Sofie E. Miller
Every year, federal agencies issue thousands of new regulations that they estimate will have both benefits and costs for Americans. Despite the pace of regulatory activity, regulators seldom look back at existing rules to consider whether they are accomplishing their goals and resulting in the estimated public benefits. That’s why President Obama, like presidents before him, has encouraged federal regulatory agencies to review existing regulations and to “modify, streamline, expand, or repeal them in accordance with what has been learned.”
Because it can be challenging to evaluate ex post whether the intended outcomes of regulations are met, multiple government guidelines and proposed legislation instruct agencies to incorporate retrospective review plans into their proposals during the rulemaking process. To support this effort, the George Washington University Regulatory Studies Center examined 22 high priority regulations proposed in 2014 to assess whether they included plans for retrospective review, and provided recommendations for how best to do so.

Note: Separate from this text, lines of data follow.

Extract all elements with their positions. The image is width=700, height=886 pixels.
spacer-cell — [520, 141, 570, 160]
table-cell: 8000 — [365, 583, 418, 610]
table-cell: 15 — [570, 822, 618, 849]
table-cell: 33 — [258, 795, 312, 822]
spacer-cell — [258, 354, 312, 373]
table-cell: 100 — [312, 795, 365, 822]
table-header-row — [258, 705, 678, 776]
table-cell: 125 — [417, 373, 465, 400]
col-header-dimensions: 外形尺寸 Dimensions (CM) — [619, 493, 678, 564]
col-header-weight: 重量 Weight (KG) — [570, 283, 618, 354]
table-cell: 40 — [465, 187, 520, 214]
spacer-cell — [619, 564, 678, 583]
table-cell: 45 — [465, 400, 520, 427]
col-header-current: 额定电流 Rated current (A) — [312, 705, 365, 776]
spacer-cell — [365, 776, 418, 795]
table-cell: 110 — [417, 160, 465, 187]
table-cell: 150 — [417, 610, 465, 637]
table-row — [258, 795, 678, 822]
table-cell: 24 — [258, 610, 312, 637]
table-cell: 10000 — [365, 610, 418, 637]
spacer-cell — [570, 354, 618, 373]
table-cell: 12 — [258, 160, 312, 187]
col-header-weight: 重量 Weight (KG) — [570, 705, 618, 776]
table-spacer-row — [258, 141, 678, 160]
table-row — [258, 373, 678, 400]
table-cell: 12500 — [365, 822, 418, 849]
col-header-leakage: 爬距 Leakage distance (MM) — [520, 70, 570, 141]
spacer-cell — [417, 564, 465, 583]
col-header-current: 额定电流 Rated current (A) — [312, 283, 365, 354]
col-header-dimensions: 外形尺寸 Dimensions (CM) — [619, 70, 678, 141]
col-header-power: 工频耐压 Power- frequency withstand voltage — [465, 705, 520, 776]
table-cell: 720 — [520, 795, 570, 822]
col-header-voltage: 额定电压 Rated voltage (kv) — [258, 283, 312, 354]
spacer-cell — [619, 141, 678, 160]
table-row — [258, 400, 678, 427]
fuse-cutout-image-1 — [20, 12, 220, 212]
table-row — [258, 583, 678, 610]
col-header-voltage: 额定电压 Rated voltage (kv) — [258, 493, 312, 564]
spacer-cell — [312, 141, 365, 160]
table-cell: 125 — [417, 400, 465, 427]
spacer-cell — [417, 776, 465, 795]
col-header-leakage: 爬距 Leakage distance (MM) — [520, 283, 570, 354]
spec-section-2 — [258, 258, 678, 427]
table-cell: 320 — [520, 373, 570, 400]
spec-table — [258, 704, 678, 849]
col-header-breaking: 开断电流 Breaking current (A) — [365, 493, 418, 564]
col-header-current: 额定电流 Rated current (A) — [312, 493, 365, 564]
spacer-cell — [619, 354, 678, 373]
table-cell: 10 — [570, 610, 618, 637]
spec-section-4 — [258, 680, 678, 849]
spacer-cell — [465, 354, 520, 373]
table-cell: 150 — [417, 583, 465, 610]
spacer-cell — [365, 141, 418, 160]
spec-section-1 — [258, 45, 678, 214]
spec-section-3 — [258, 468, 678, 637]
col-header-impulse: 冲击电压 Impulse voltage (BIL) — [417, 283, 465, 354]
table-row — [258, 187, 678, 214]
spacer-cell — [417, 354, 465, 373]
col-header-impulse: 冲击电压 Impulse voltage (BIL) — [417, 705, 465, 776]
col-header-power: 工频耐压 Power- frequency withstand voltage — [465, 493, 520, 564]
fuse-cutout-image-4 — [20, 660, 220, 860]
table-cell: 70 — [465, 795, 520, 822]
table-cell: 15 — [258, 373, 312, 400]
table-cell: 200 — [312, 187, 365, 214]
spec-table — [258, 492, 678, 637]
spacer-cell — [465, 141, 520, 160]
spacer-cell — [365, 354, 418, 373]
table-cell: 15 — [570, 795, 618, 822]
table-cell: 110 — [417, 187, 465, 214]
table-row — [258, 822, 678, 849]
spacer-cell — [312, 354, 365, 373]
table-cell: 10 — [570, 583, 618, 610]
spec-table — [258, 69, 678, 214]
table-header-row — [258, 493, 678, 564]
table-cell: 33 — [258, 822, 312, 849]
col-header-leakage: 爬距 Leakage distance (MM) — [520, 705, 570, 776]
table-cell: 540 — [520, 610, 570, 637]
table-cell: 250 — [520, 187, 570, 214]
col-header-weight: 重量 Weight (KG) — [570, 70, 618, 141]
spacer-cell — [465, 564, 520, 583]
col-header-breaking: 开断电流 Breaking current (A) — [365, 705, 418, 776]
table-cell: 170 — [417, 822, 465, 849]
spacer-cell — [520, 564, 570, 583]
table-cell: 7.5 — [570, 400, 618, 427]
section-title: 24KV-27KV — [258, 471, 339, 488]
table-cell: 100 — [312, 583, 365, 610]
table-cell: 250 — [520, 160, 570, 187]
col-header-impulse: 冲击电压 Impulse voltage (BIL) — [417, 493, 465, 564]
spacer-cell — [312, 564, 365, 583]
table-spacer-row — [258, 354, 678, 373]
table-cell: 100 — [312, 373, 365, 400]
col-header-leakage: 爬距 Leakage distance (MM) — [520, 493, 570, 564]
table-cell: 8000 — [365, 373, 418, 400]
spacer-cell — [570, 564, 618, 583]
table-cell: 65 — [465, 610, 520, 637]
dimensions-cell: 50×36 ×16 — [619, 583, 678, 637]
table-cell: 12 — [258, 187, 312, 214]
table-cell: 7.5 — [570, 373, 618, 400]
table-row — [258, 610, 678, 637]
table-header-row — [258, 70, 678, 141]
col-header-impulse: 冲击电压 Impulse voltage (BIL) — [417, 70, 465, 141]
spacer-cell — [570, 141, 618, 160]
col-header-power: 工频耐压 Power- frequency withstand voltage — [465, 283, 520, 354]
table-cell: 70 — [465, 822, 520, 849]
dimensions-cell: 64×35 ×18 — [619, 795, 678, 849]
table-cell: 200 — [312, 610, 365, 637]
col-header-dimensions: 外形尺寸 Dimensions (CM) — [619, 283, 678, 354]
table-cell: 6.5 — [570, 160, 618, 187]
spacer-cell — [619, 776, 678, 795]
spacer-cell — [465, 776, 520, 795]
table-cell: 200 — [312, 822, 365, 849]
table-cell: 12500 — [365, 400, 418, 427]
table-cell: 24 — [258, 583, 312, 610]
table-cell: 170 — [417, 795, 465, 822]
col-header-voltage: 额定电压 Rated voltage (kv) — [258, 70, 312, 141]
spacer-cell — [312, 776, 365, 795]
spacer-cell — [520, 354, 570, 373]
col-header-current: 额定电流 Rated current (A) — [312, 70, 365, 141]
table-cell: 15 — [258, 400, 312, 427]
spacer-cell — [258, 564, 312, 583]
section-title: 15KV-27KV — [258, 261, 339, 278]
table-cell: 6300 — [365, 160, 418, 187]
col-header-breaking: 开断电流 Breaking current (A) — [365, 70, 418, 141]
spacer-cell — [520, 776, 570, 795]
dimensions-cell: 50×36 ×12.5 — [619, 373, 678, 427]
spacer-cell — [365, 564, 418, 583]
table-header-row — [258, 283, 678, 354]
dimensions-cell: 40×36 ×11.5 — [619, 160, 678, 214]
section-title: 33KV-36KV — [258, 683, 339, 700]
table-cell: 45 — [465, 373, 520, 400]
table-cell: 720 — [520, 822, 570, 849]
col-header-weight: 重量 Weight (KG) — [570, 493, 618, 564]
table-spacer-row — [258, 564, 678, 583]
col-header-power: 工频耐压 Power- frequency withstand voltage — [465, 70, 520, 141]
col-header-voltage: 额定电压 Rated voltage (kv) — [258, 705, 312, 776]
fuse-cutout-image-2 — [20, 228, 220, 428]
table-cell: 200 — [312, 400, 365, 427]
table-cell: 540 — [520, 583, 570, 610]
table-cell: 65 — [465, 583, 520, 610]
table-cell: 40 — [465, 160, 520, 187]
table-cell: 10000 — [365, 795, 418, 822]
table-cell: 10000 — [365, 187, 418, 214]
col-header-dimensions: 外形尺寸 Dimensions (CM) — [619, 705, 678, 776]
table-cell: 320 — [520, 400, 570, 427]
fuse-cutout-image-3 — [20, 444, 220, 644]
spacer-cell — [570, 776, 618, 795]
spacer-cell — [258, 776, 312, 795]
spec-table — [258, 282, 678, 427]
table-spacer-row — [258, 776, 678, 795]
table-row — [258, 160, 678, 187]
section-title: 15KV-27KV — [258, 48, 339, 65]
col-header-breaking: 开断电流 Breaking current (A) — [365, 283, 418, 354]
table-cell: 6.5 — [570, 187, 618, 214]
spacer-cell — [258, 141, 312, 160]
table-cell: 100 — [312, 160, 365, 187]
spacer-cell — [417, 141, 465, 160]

Overall, agencies are not doing a good job of planning prospectively for retrospective review. Of the rules we examined, not a single one included a plan for review.
In general, agencies were better at considering five less-impactful elements that could support future evaluation of the effects of their rules. These criteria include: identifying the problem the rule seeks to address, including metrics that can be used to measure the success of the rule, linking proposed standards to desired outcomes, collecting information to measure effects, and committing to a timeframe for reviewing outcomes.
Agencies were best at identifying problems, and worst at establishing timeframes and identifying linkages between proposed standards and their outcomes. Despite the importance of identifying how to measure the success of a rule, only 36% of rules included quantitative metrics. Overall, executive branch agencies like DOT, EPA, and DOE scored better on these criteria than independent agencies (such as CFPB and the NLRB).
- Agencies should clearly identify and quantify the directional goals of their rules. Being clear about how to measure a rule’s goals increases transparency by letting the public know which benefits to expect in return for the opportunity costs incurred by new regulation.
- Agencies should plan prospectively for information collection that will support ex post measurement, and make use of existing agency data to measure outcomes. Without data on key outcomes, there is no way to measure a rule’s results. By planning ahead for information collection, agencies can pave the way for future review.
- Agencies should establish clear linkages between proposed standards and expected outcomes. Given the enormous benefits—and, sometimes, enormous costs—that are on the line, agencies should prioritize establishing how the standards it proposes causes the benefits that are meant to result.